Dulu ketika mataku belum sepenuhnya dapat melihatmu, senja yang kau janjikan padaku begitu indah. Katamu, di sana nanti aku bisa melihat taman surga kecil yang selalu diceritakan ibuku setiap kali aku beranjak tidur, aku bisa bermain ayunan sembari menatap semburat kemuning senja yang indah di ufuk barat, aku bisa menerbangkan burung kertas mungil yang telah ayahku buatkan dengan susah payah untukku. 

Katamu juga, di sana nanti aku akan selalu ditemani pasir putih pantai yang membentang menerawang kekuasaan-Nya, aku tidak akan pernah menjumpai sesaknya kematian kecil bernama kesunyian dan kehampaan, aku akan selalu bisa dan tidak akan pernah kehilangan kesempatan membaca catatan sejarah para Nabi-Nya dan orang-orang hebat zaman dahulu. 

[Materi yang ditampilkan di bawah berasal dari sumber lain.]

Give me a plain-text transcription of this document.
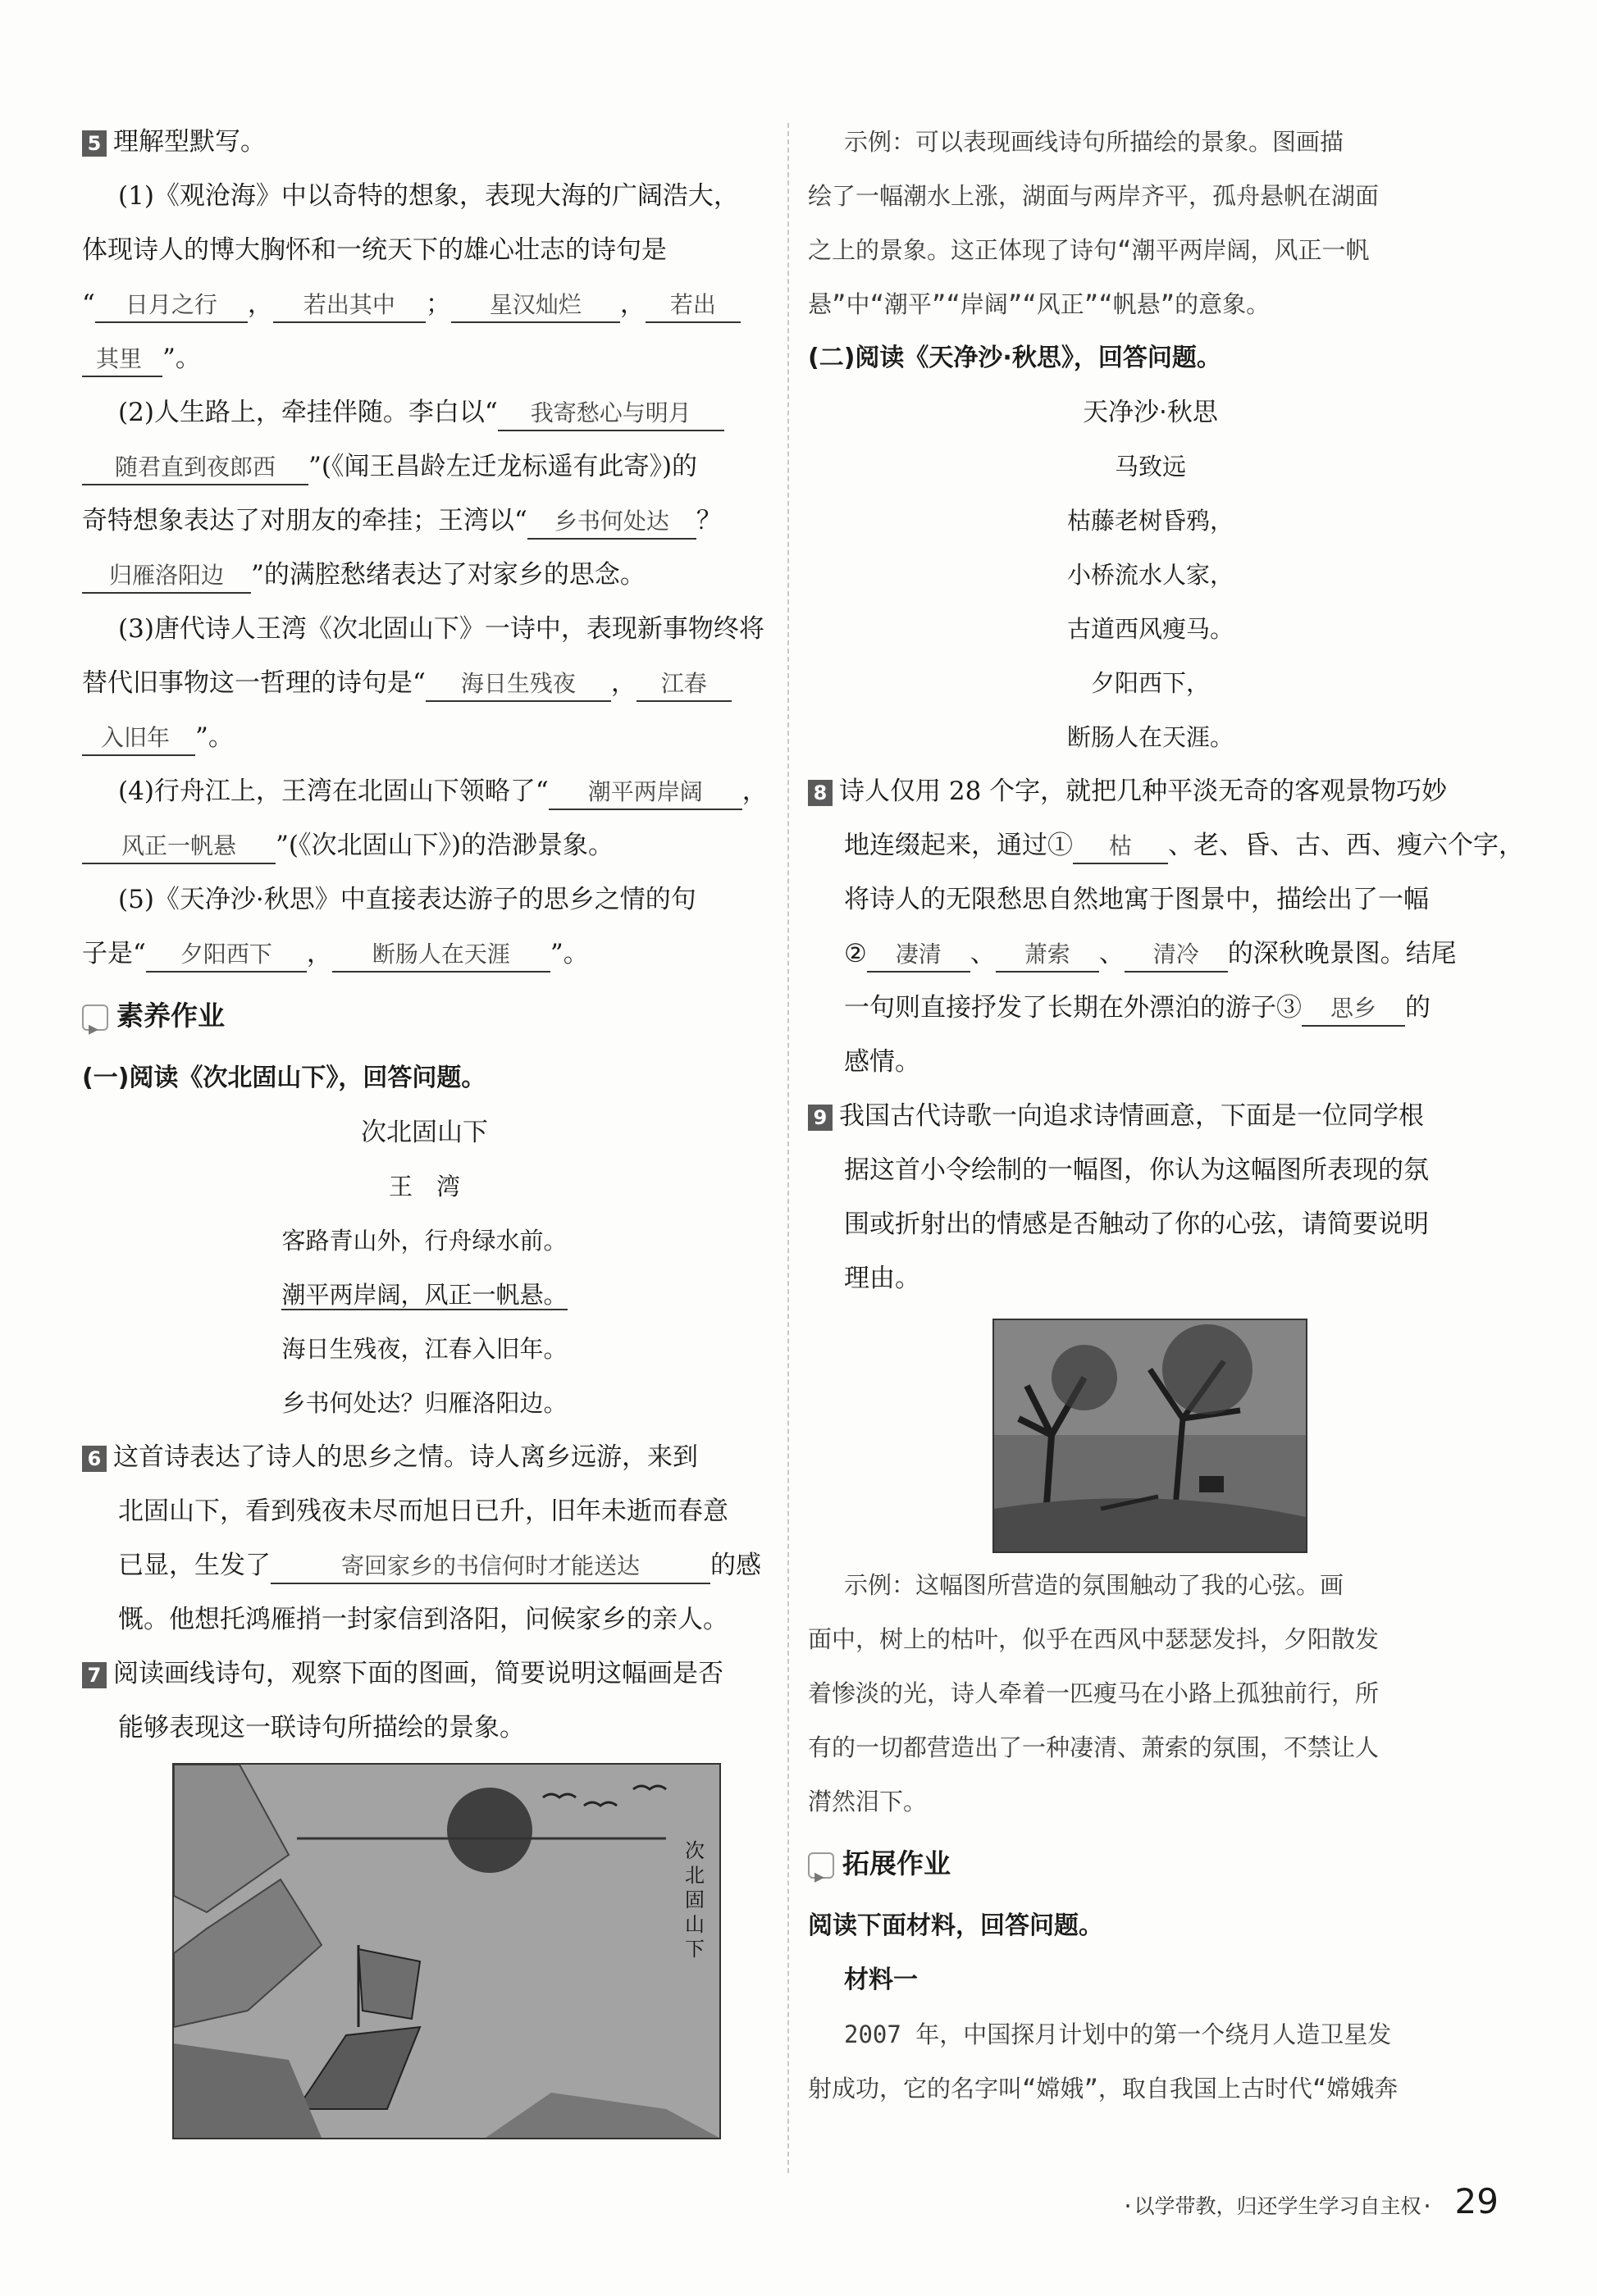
5 理解型默写。

(1)《观沧海》中以奇特的想象，表现大海的广阔浩大，

体现诗人的博大胸怀和一统天下的雄心壮志的诗句是

“ 日月之行 ， 若出其中 ； 星汉灿烂 ， 若出

其里 ”。

(2)人生路上，牵挂伴随。李白以“ 我寄愁心与明月

随君直到夜郎西 ”(《闻王昌龄左迁龙标遥有此寄》)的

奇特想象表达了对朋友的牵挂；王湾以“ 乡书何处达 ？

归雁洛阳边 ”的满腔愁绪表达了对家乡的思念。

(3)唐代诗人王湾《次北固山下》一诗中，表现新事物终将

替代旧事物这一哲理的诗句是“ 海日生残夜 ， 江春

入旧年 ”。

(4)行舟江上，王湾在北固山下领略了“ 潮平两岸阔 ，

风正一帆悬 ”(《次北固山下》)的浩渺景象。

(5)《天净沙·秋思》中直接表达游子的思乡之情的句

子是“ 夕阳西下 ， 断肠人在天涯 ”。

▸素养作业

(一)阅读《次北固山下》，回答问题。

次北固山下

王　湾

客路青山外，行舟绿水前。

潮平两岸阔，风正一帆悬。

海日生残夜，江春入旧年。

乡书何处达？归雁洛阳边。

6 这首诗表达了诗人的思乡之情。诗人离乡远游，来到

北固山下，看到残夜未尽而旭日已升，旧年未逝而春意

已显，生发了	寄回家乡的书信何时才能送达	的感

慨。他想托鸿雁捎一封家信到洛阳，问候家乡的亲人。

7 阅读画线诗句，观察下面的图画，简要说明这幅画是否

能够表现这一联诗句所描绘的景象。

次北固山下

示例：可以表现画线诗句所描绘的景象。图画描

绘了一幅潮水上涨，湖面与两岸齐平，孤舟悬帆在湖面

之上的景象。这正体现了诗句“潮平两岸阔，风正一帆

悬”中“潮平”“岸阔”“风正”“帆悬”的意象。

(二)阅读《天净沙·秋思》，回答问题。

天净沙·秋思

马致远

枯藤老树昏鸦，

小桥流水人家，

古道西风瘦马。

夕阳西下，

断肠人在天涯。

8 诗人仅用 28 个字，就把几种平淡无奇的客观景物巧妙

地连缀起来，通过① 枯 、老、昏、古、西、瘦六个字，

将诗人的无限愁思自然地寓于图景中，描绘出了一幅

② 凄清 、 萧索 、 清冷 的深秋晚景图。结尾

一句则直接抒发了长期在外漂泊的游子③ 思乡 的

感情。

9 我国古代诗歌一向追求诗情画意，下面是一位同学根

据这首小令绘制的一幅图，你认为这幅图所表现的氛

围或折射出的情感是否触动了你的心弦，请简要说明

理由。

示例：这幅图所营造的氛围触动了我的心弦。画

面中，树上的枯叶，似乎在西风中瑟瑟发抖，夕阳散发

着惨淡的光，诗人牵着一匹瘦马在小路上孤独前行，所

有的一切都营造出了一种凄清、萧索的氛围，不禁让人

潸然泪下。

▸拓展作业

阅读下面材料，回答问题。

材料一

2007 年，中国探月计划中的第一个绕月人造卫星发

射成功，它的名字叫“嫦娥”，取自我国上古时代“嫦娥奔

·以学带教，归还学生学习自主权· 29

Masih tetap katamu, di sana nanti aku bisa bercengkrama dengan pujaan hati. Menatap senja yang begitu istimewa, sembari merencanakan kehidupan baru untuk esok hari. Kau janjikan, di sana nanti aku dan pujaan hatiku bisa melihat miniatur keluarga Muhammad dan ‘Aisyah, sehingga aku beserta pujaan hatiku bisa meneladani kehidupan mereka.

Apakah semua janji dan cerita itu hanya bualanmu saja?

Meskipun kau berkata “iya”, tapi aku tetap yakin tidak. Jika itu bualanmu, mana mungkin Tuhan Yang Pemurah menurunkan berbagai nikmat padamu? Jika itu bualanmu, maka apakah mungkin Tuhan Yang Maha Tahu rela menidurkan para kekasih-Nya di ranjang tanahmu? Jika itu bualanmu, lalu kenapa para pencatat sejarah rela menghabiskan berlembar-lembar kertas dan segudang tinta hanya untuk menulis setiap debu yang terhempas, daun yang jatuh, langkah yang berpijak, serta deru ombak yang berlarian ke pantaimu? Jika itu bualanmu, mengapa setiap pewaris para Nabi mau dan berani berjalan beribu-ribu mil untuk sekedar menuntut ilmu di sekolah-sekolah yang berdiri di punggungmu? Jika itu bualanmu, kenapa Tuhan Yang Esa senang sekali mendirikan rumah-rumah-Nya di negerimu, bahkan di setiap Shubuh, Zuhur, Ashar, Maghrib dan Isya Dia selalu menggerakkan hati hamba-hamba-Nya untuk beranjak dari tempat duduk, tempat tidur, tempat kerja untuk berdiri, ruku dan sujud pada-Nya?

Apakah semua janji dan cerita itu memang benar-benar bualanmu?

Jika kau tetap berkata “iya”, maaf, aku tetap tidak percaya. Aku belum dapat menerima itu di logikaku. Kenapa kau harus memaksaku agar aku percaya bahwa semua itu hanya bualanmu? Apakah yang aku lihat padamu kini adalah be
ntuk usahamu agar aku yakin bahwa itu semua adalah bualanmu? Apakah semua yang kau pertontonkan kini adalah ikhtiyarmu untuk memudarkan cintaku padamu?

Alexandria, aku mohon jangan kau sulap hamparan pasir pantai yang indah, yang dulu kau janjikan padaku, menjadi arena pertumpahan darah yang kejam. Aku mohon jangan biarkan tanah indah nan subur yang Tuhan telah berikan untukmu diinjak para perusak bumi yang bengis. Aku mohon jangan biarkan Qaitbay dan El-Atta runtuh sebelum aku melihatnya. Kau berjanji kelak akan menemaniku ke sana, bukan? 

Alexandria, aku mohon jangan kau halangi senja cinta-Nya tertidur di bahumu. Bukankah kau sendiri yang berjanji akan selalu menyediakan bahumu untuk senja cinta-Nya? Alexandria, jangan kau biarkan kegembiraan anak-anak yang berlarian di sepanjang pantaimu hilang. Aku takut sebentar lagi kegembiraan anak-anak itu akan menjadi raungan dan tangisan yang tiada henti.

Biarkan! Biarkan orang-orang bangsat itu merusak negeri-negeri tetanggamu. Aku tak peduli. Aku hanya ingin kau dan Mesir kembali ceria dan (tetap) setia menantiku..








Siang menjelang senja di tanah yang jauh darimu, 16 Agustus 2013, saat aku begitu miris melihat keadaan negerimu.